The market also tracked gains in the U.S. market where stocks recovered after US regulators eased restrictions on large banks' investments, allowing them to invest in riskier funds and to avoid building up cash safeguards against certain derivatives trades.

The pan European Stoxx 600 moved up 0.72%. The U.K.'s FTSE 100 gained 0.38%, Germany's DAX climbed 0.69% and France's CAC 40 jumped 0.97%, while Switzerland's SMI ended 0.68% up.

Among other markets in Europe, Austria, Belgium, Finland, Netherlands, Poland, Spain and Sweden closed on a firm note.

Czech Republic, Denmark, Greece, Ireland, Norway, Russia and Turkey closed weak. Portugal ended flat.

In the U.K. market, JD Sports Fashion, 3i Group, Schroders and Hargreaves Lansdown gained 3 to 4%. St.

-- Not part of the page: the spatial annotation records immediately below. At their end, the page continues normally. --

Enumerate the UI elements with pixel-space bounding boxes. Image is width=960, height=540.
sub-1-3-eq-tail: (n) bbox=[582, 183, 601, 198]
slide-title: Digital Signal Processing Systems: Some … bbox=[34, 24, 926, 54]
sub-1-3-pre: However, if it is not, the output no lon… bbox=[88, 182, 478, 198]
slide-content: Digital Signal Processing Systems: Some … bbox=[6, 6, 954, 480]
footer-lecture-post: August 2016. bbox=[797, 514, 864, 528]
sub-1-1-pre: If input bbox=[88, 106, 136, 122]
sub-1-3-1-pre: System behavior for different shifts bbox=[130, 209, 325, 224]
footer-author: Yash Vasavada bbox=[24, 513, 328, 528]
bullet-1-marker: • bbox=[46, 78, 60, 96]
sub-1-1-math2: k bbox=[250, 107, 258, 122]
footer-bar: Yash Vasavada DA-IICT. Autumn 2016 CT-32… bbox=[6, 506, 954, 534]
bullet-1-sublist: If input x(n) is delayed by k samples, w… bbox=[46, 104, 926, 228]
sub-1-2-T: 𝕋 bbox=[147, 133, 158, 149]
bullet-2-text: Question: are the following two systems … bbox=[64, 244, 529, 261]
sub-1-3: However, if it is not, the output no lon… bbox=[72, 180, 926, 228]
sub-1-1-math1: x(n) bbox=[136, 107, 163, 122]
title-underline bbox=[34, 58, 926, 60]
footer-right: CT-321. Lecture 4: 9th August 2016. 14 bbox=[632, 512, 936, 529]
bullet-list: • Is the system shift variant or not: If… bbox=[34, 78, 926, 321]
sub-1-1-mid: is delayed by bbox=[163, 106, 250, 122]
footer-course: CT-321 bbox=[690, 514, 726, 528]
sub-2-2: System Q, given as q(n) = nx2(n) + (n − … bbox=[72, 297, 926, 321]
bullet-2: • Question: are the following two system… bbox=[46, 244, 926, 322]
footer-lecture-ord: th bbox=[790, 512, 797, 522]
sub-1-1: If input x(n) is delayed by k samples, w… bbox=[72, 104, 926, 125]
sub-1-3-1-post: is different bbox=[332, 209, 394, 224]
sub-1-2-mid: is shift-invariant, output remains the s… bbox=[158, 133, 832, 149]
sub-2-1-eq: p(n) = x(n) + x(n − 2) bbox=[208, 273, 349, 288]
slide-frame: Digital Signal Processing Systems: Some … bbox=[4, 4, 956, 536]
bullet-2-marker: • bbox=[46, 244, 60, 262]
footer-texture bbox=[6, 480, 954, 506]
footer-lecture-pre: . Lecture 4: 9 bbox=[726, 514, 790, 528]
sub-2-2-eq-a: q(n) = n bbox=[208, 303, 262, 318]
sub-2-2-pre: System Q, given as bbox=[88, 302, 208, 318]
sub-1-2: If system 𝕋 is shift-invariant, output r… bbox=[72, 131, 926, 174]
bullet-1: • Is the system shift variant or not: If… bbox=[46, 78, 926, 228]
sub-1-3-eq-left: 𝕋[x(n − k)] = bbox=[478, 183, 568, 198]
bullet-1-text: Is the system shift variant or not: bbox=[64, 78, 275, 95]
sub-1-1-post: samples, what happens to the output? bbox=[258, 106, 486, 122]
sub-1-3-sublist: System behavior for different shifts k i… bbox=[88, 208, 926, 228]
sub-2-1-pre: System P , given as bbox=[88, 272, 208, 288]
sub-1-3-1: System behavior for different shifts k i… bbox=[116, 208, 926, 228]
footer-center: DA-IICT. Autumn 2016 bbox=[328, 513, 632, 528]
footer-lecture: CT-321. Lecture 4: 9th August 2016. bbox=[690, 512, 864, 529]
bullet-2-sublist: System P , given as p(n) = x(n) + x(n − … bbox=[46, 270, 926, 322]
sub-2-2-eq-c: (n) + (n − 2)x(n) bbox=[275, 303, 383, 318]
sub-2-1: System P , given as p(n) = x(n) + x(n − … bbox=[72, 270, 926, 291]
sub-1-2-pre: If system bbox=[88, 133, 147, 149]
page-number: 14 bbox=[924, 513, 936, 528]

James, Bunzi, Prudential, Rentokil Initial, Anglo American, Vodafone, Antofagasta and AstraZeneca moved up 1.3 to 2.3%.

On the other hand, EasyJet tumbled 9.5%. Carnival, United Utilities, Rightmove, Centrica, Whitbread, Polymetal International, Hikma Pharmaceutical and Intercontinental lost 2.3 to 5.4%.

In France, WorldLine shares surged up more than 6%. Societe Generale, Cap Gemini, Bouygues, Credit Agricole, Michelin, ArcelorMittal, Renault, Essilor, Unibail Rodamco and BNP Paribas gained 2 to 3.5%.

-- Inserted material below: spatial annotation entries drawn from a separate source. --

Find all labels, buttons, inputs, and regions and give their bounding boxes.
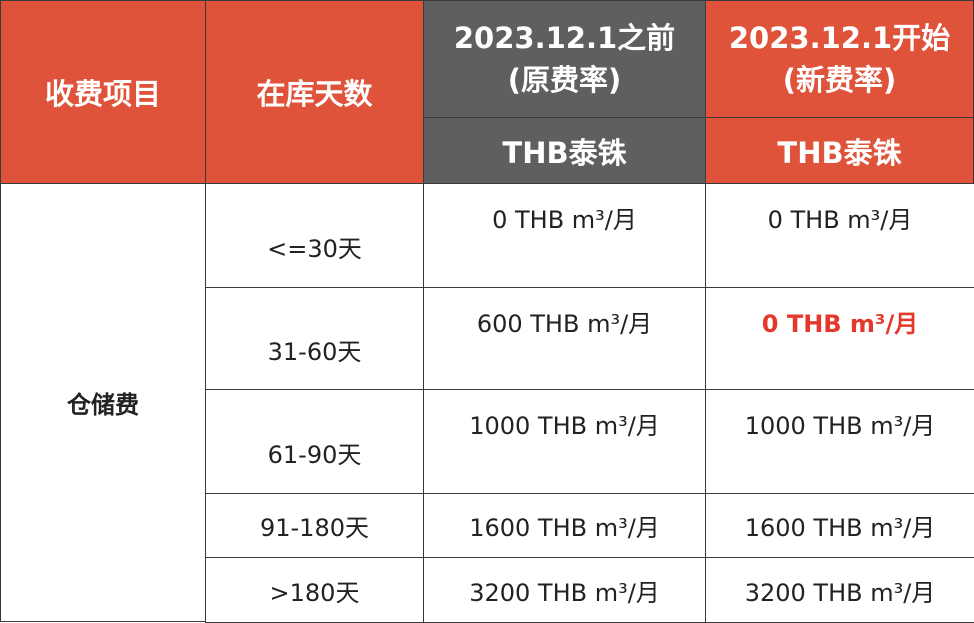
days-text: 91-180天	[259, 514, 369, 542]
header-text: THB泰铢	[502, 135, 627, 170]
rate-cell: 600 THB m³/月	[423, 287, 706, 390]
days-text: >180天	[269, 578, 360, 607]
header-cell: 2023.12.1之前 (原费率)	[423, 0, 706, 118]
rate-text: 3200 THB m³/月	[744, 578, 936, 607]
item-cell: 仓储费	[0, 183, 206, 622]
rate-cell: 0 THB m³/月	[423, 183, 706, 288]
rate-cell: 1000 THB m³/月	[423, 389, 706, 494]
header-text: (原费率)	[507, 63, 622, 97]
rate-text: 0 THB m³/月	[767, 206, 913, 234]
rate-cell: 3200 THB m³/月	[423, 557, 706, 623]
rate-text: 1600 THB m³/月	[469, 514, 660, 542]
rate-text: 1000 THB m³/月	[744, 412, 936, 440]
rate-text: 600 THB m³/月	[476, 310, 653, 338]
header-text: (新费率)	[782, 63, 897, 97]
header-cell: THB泰铢	[705, 117, 974, 184]
days-cell: 61-90天	[205, 389, 424, 494]
days-cell: <=30天	[205, 183, 424, 288]
rate-cell: 1600 THB m³/月	[423, 493, 706, 558]
header-cell: 收费项目	[0, 0, 206, 184]
days-text: <=30天	[267, 235, 362, 263]
item-text: 仓储费	[67, 391, 139, 419]
header-cell: THB泰铢	[423, 117, 706, 184]
days-cell: >180天	[205, 557, 424, 623]
header-text: THB泰铢	[777, 135, 902, 170]
header-cell: 在库天数	[205, 0, 424, 184]
rate-text: 3200 THB m³/月	[469, 578, 660, 607]
rate-text: 0 THB m³/月	[492, 206, 637, 234]
header-text: 2023.12.1之前	[453, 21, 676, 55]
days-cell: 31-60天	[205, 287, 424, 390]
header-text: 在库天数	[256, 77, 373, 111]
rate-text: 1600 THB m³/月	[744, 514, 936, 542]
rate-cell: 1000 THB m³/月	[705, 389, 974, 494]
days-text: 61-90天	[267, 441, 362, 469]
rate-cell: 1600 THB m³/月	[705, 493, 974, 558]
days-cell: 91-180天	[205, 493, 424, 558]
rate-text: 0 THB m³/月	[761, 310, 919, 338]
header-text: 2023.12.1开始	[728, 21, 951, 55]
rate-text: 1000 THB m³/月	[469, 412, 660, 440]
header-cell: 2023.12.1开始 (新费率)	[705, 0, 974, 118]
rate-cell: 0 THB m³/月	[705, 287, 974, 390]
days-text: 31-60天	[267, 338, 362, 366]
header-text: 收费项目	[44, 77, 161, 111]
rate-cell: 3200 THB m³/月	[705, 557, 974, 623]
rate-cell: 0 THB m³/月	[705, 183, 974, 288]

Meanwhile, Accor, Publicis Groupe, Technip and Safran closed weak.

In the German market, Lufthansa climbed up nearly 7% as the European Commission approved Germany's 6 billion euros recapitalization of the German airline.

Deutsche Bank, Henkel, Merck, Daimler, Volkswagen, Continental, Thyssenkrupp, BMW, Adidas, Allianz and Fresenius Medical Care gained 1.5 to 3.2%.

Wirecard shares crashed more than 71% after the company filed for insolvency. Bayer shed about 3.1% and E. ON declined 1.6%.

In economic news, German consumer sentiment is set to recover next month reflecting the rapid reopening of the economy and society, survey results published by market research group GfK showed. The forward-looking consumer sentiment index rose to -9.6 in July from revised -18.6 in June. The score was forecast to rise moderately to -12.

Both economic and income expectations, as well as propensity to buy, increased in June. The economic expectations index rose 18.9 points to 8.5 points in June. Likewise, the income expectations indicator advanced 12.3 points to 6.6 points, while the propensity to buy indicator gained 13.9 points to 19.4 points.

UK retailers reported a steep fall in sales in June but stronger growth for grocers and stable volumes in the specialist food and drink sector ensured a slower pace of decline than in May, the Distributive Trades Survey data from the Confederation of British Industry showed.

According to the minutes of the June 4 meeting of the European Central Bank, policymakers of the bank observed that the government bond purchases under the pandemic emergency purchase programme, or PEPP, and asset purchase programme, or APP, were an effective tool in the current environment.

"There was broad agreement among members that while different weights might be attached to the benefits and side effects of asset purchases, the negative side effects had so far been clearly outweighed by the positive effects of asset purchases on the economy in the pursuit of price stability," the minutes said.

"Using the ECB's capital key as the benchmark was one of the safeguards helping to maintain incentives for sound fiscal policies," the minutes said.

At the meeting, the Governing Council of the ECB increased the size of PEPP by EUR 600 billion to a total EUR 1,350 billion and retained the size of the monthly purchases under APP at EUR 20 billion.